From the Des Moines Register:
“When you find yourself as the only ones between people getting access to care and people not getting access to care, your view of the situation becomes very different,” Medica Vice President Geoff Bartsh said in a prepared statement. “We’ve filed with the intent to provide access to insurance for all Iowans, whether they are farmers, small business owners or other individuals who need coverage.”
The relatively small, Minnesota-based carrier told Iowa regulators Monday that in order to stay in the market, they would need to increase premiums by an average of 43.5 percent.
Doug Ommen, the Iowa Insurance Commissioner, has the ability to deny or alter rate requests submitted by Obamacare insurers, but in this case, Medica has the state between a rock and a hard place.
Ommen also worried that the spike in rates could do further damage to the market:
“We appreciate and understand Medica’s desire to provide coverage in all of Iowa’s 99 counties.

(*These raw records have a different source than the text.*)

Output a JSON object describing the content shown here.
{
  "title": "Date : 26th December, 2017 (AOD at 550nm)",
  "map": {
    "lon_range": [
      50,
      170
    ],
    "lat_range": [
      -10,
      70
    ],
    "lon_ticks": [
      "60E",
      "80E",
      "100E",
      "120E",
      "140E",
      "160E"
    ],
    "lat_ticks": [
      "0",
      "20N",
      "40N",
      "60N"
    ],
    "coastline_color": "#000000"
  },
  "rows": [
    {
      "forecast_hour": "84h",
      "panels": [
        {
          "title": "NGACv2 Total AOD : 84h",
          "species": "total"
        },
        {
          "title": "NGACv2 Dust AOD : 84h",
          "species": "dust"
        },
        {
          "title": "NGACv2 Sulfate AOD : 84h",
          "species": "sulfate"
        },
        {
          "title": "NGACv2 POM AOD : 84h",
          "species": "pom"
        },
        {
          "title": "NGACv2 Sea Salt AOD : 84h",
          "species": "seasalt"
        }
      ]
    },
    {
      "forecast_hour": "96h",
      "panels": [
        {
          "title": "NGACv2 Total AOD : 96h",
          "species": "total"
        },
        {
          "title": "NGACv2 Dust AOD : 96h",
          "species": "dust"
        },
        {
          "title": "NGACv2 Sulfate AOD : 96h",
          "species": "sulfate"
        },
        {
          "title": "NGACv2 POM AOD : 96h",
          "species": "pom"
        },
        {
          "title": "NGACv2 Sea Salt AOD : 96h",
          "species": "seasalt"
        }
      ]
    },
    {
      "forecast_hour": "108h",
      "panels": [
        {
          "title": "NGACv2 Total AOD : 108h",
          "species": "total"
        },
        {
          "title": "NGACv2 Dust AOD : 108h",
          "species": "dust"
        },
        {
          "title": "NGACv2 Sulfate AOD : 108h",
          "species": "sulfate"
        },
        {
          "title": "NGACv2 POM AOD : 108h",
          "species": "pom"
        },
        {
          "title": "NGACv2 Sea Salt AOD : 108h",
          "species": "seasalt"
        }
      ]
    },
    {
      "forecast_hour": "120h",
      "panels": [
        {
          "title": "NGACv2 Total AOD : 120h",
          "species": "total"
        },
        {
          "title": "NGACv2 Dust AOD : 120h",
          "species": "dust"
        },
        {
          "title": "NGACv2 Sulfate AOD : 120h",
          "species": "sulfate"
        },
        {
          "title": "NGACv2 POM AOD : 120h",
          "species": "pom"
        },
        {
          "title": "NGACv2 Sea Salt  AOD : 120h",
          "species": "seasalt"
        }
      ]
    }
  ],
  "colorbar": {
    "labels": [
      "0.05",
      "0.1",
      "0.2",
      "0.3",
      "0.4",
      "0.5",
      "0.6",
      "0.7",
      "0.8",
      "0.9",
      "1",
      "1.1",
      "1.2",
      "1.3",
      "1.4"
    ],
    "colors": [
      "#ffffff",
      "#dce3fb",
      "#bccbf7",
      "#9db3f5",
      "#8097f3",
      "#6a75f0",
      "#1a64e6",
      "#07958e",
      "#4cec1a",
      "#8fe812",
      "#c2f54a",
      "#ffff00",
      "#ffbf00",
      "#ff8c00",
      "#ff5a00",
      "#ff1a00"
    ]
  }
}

That is our goal as well,” Ommen said in a prepared statement. “We are concerned that Iowa has hit a point within our market’s collapse that a 43% rate increase will drive healthier, younger, and middle aged individuals out of the market. Iowa’s individual market remains unsustainable and needs a fix from Congress.”
Two other carriers, Aetna and Wellmark Blue Cross & Blue Shield, announced earlier this year they would not participate in the Iowa market in 2018.
This comes just days ahead of the new Senate Obamacare replacement plan, indicative of how bad the market is broken.